Но возвратимся ко Льву XII. Его прозвали лимоном, потому что он имел лицо желтого цвета. Герб ныне царствующего Папы изображает льва, держащего в лапах башню. Когда по смерти Льва, избран был Пий VIII, Маdama Lucrezia, увидев новый герб, украшавший какое-то казенное здание, закричала: Что значит этот герб! - Пасквино отвечал: «Это Папа, Лев подает Пию VIII Вавилонскую башню», т.е. Рим, расстроенный дурным Правлением. Наконец, по смерти почтили его память следующей эпиграммой: «Три горести причинил ты нам, о святый Отче! Во-первых, принял Папство, во-вторых, долго жил, а в-третьих, умер во время Карнавала, чтобы насильно по тебе плакали!». - В самом деле, в прошлом году постный Конклав помешал Карнавалу, а это большая потеря для Римлян, которые страстно любят процессии и празднества, как стихии народной жизни. Впрочем, и то надо сказать в оправдание покойника, что на всех угодить невозможно. Иные хвалят его за некоторые учреждения полицейские; напр., он запретил гонять по Риму стада, которые, особенно в летнее время, всегда были опасны для жителей. Здешние же быки, еще по преданиям Виргилия, издревле отличались необыкновенными рогами.
Вокруг Рима слышны были частые землетрясения: вероятно, это эхо Испанских. Многие жители окрестностей на время переселились в Рим, но теперь земля успокоилась.
Великая Княгиня Елена Павловна была принята здесь со всеобщею радостью. Папа предложил ей богатые подарки, и между прочим мраморный камин; Великий Тосканский Герцог - стол из мозаиков. Шатобриан, теперь находящийся в отсутствии, угощал ее великолепными праздниками, из коих одному помешала буря. У нашего Посланника, К. Гагарина, были живые картины, в подражание лучшим оригиналам здешним. Народ по-своему встретил ее рукоплесканиями, когда она показалась на балконе Посланника. Все художники наши по ее поручениям теперь завалены работою. И так Россия, благодаря Августейшим любителям Искусств, будет обладать хотя верными копиями с вековых оригиналов Ватиканских.
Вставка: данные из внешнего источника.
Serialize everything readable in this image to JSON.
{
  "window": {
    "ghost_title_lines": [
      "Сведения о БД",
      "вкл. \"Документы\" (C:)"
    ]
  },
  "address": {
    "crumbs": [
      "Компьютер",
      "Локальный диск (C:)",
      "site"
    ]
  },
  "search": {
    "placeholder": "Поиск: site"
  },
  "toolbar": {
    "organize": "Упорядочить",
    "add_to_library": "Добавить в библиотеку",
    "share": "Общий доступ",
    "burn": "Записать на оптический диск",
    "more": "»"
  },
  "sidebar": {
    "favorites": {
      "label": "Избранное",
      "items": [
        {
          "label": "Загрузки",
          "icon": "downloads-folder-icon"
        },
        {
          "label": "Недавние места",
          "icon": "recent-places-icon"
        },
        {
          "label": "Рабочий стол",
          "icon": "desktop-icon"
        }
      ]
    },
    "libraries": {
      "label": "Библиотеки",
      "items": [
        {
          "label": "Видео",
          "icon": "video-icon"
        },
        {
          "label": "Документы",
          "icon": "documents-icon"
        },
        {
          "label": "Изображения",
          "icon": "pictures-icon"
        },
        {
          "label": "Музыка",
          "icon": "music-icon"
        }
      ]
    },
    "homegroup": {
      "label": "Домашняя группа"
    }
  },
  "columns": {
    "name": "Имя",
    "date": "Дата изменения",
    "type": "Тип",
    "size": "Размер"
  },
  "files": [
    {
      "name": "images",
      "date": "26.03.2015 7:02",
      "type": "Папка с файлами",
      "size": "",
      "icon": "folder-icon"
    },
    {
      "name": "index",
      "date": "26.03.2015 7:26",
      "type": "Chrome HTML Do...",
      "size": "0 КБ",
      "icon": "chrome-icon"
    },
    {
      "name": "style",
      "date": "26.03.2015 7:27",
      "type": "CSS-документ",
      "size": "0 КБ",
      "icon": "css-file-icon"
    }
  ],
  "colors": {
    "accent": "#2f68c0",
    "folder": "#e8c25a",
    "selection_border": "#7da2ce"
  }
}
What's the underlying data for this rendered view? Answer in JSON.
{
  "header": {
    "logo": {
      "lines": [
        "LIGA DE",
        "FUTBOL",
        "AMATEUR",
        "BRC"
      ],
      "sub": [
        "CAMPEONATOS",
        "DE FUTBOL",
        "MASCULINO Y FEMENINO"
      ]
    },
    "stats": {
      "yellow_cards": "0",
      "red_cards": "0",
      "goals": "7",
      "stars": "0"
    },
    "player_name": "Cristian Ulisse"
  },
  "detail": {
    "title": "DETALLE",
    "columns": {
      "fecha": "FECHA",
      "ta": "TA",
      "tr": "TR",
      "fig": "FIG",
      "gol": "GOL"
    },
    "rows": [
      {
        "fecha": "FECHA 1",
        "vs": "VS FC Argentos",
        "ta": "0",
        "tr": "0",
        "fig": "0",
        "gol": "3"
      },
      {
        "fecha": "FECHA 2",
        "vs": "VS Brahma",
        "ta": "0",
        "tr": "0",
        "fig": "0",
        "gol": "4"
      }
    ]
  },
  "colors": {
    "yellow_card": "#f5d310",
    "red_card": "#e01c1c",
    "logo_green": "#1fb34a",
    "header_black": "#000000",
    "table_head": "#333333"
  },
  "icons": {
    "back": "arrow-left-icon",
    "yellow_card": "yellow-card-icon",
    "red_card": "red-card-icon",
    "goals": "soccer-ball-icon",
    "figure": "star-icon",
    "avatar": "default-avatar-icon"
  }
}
Приятно слышать, как живо Италианцы сохраняют память об Императоре Александре и, гордясь чудесами своего искусства, с чувством благодарности говорят: Когда б не он, где б были наши сокровища?
Из известных в Европе художников здесь живут Торвальдсен, Камучини и Гораций Вернет, Директор Французской Академии, вместе с отцом своим Карлом. Первый, которого как-то уморили было правящие судьбою мiра и людей, Парижские Журналы, необыкновенно деятелен. Король Баварской, страстный любитель искусств, приобретший для Минхена Египетские мраморы (сокровище древнего Искусства), заказал ему множество работы. Торвальдсен приводит теперь к окончанию великолепный монумент Пия VII. Его Спаситель есть торжество новейшего Ваяния. В высоком он превзошел Канову, но зато мрамор последнего дышит неподражаемою грациею. Спаситель представлен им в ту минуту, когда по воскресении он предстает Апостолам, также им совершенным. Это изваяние богоподобное!... Но я замечаю, что мой post-scriptum перешел обыкновенные границы... Прощайте.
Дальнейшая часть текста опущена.